We walked with bent backs, nearly crawled, that the tall dead grass of the year before might somewhat hide us from the Border Ruffian marksmen, yet the bullets kept whistling….Wiener puffed like a steamboat, hurrying behind me. I called out to him, ‘Nu, was meinen Sie jetzt’ (Now, what do you think of this?). His answer, ‘Sof odom muves’ (a Hebrew phrase meaning ‘the end of man is death’ or in modern phraseology, ‘I guess we’re up against it’).

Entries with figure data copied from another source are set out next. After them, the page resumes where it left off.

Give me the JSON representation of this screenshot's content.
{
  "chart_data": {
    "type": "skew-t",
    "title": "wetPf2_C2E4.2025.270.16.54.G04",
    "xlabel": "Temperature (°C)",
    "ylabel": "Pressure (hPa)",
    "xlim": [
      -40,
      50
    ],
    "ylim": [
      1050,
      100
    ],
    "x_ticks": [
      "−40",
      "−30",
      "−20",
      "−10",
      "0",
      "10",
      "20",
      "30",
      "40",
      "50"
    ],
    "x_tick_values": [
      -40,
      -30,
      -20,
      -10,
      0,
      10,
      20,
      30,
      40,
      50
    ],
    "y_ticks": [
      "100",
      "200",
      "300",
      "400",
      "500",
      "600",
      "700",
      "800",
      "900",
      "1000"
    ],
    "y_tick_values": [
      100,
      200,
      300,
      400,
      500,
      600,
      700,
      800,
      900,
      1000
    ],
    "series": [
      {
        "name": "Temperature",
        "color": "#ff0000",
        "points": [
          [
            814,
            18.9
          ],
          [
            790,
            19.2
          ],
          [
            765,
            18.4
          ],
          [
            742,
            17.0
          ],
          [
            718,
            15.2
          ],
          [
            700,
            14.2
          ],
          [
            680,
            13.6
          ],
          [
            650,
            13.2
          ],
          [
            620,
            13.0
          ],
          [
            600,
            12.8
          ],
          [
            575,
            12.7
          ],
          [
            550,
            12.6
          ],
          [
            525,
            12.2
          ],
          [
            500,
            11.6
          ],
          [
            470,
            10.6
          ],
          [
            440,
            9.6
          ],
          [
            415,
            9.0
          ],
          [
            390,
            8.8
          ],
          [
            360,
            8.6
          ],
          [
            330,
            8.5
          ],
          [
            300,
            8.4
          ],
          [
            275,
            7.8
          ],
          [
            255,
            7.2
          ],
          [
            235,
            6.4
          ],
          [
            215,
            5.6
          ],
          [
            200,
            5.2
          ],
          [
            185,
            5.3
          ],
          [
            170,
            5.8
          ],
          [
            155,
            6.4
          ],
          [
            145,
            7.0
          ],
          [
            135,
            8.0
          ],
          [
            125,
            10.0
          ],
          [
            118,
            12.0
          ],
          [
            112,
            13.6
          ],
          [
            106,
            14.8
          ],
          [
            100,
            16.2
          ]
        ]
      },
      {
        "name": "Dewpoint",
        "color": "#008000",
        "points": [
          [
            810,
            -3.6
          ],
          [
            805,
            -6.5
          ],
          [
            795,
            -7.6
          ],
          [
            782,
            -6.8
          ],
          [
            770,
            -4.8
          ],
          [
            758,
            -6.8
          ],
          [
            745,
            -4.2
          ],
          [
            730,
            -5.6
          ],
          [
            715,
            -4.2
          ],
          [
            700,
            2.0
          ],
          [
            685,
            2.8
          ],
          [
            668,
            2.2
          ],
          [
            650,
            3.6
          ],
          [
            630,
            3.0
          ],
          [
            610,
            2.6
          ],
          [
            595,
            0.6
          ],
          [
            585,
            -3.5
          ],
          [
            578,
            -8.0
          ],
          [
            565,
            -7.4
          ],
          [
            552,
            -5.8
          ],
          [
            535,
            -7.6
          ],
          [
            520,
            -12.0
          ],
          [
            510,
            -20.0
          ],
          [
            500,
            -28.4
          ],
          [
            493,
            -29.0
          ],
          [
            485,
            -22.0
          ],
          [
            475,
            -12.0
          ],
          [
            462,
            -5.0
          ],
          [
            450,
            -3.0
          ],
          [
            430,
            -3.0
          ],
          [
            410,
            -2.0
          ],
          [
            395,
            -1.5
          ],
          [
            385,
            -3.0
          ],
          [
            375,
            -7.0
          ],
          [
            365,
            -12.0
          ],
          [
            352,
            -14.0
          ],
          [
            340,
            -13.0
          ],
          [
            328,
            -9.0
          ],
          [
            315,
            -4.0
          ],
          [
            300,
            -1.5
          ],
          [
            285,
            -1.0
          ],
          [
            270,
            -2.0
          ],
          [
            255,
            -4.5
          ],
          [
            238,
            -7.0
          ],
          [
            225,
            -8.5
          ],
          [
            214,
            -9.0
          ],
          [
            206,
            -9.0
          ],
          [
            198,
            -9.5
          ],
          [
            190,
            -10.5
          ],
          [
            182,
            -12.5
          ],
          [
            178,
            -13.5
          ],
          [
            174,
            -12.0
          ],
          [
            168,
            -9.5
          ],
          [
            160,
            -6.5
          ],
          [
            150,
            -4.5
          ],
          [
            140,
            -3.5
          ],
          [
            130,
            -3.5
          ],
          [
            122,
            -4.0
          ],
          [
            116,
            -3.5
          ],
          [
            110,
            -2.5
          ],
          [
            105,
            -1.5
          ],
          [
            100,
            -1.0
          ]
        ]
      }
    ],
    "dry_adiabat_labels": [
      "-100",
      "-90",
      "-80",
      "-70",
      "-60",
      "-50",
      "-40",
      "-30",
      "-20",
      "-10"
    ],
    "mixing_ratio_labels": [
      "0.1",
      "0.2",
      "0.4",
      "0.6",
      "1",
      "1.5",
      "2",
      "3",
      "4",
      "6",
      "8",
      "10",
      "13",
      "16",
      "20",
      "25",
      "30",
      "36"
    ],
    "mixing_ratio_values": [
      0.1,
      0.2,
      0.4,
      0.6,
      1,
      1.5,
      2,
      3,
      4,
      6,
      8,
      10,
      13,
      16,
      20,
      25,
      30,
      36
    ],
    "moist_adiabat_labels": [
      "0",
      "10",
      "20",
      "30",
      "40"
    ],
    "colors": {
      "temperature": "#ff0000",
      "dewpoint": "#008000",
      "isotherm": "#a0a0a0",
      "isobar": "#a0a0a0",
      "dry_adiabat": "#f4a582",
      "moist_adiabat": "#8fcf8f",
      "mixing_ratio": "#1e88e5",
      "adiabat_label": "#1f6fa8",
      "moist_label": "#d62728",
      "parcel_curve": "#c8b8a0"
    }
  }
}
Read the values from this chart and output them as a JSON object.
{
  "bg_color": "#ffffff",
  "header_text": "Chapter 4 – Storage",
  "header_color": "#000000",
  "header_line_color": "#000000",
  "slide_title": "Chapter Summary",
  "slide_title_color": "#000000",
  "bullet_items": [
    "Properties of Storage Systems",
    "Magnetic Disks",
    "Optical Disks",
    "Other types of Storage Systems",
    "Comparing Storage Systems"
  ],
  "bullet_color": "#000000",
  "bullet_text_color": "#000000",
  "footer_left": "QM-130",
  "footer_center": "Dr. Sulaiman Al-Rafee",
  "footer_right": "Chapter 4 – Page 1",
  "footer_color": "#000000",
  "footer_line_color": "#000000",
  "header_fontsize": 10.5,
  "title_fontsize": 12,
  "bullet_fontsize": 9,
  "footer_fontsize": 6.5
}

Bondi later wrote of Brown’s leadership:

We were united as a band of brothers by the love and affection toward the man who, with tender words and wise counsel…prepared a handful of young men for the work of laying the foundation of a free Commonwealth….He expressed himself to us that we should never allow ourselves to be tempted by any consideration, to acknowledge laws and institutions to exist as of right, if our conscience and reason condemn them.

John Brown left Kansas to take his quixotic last stand at Harper’s Ferry. Captured, Brown was tried and hanged for treason. Benjamin only lived until 1866, and Weiner died in obscurity in 1906. But August Bondi remained true to his convictions and continued to support the anti-slavery cause in Kansas. When the Civil War broke out, he was among the first to enlist, serving as a first sergeant in the Kansas Cavalry. After the war, Bondi settled in Salina, Kansas, where he served as land clerk, postmaster, member of the school board, director of the state board of charities, a local court judge and a trustee of the Kansas Historical Society. He was known for his political integrity and idealism.

Bondi, who died in 1907, described himself as a consistent Jew throughout his life, although Salina was too much a frontier community to support a synagogue. When his daughters married, the family traveled to Leavenworth, Kansas, so that a rabbi could officiate. Although his funeral was held at the Salina Masonic Hall, a rabbi from Kansas city officiated at the service.

August Bondi’s life traced a remarkable path from guerrilla fighter against slavery to distinguished elected official and plilar of his community. Even in an age and place that could be inhospitable to Jews, Bondi always identified publicly and proudly with his Judaism.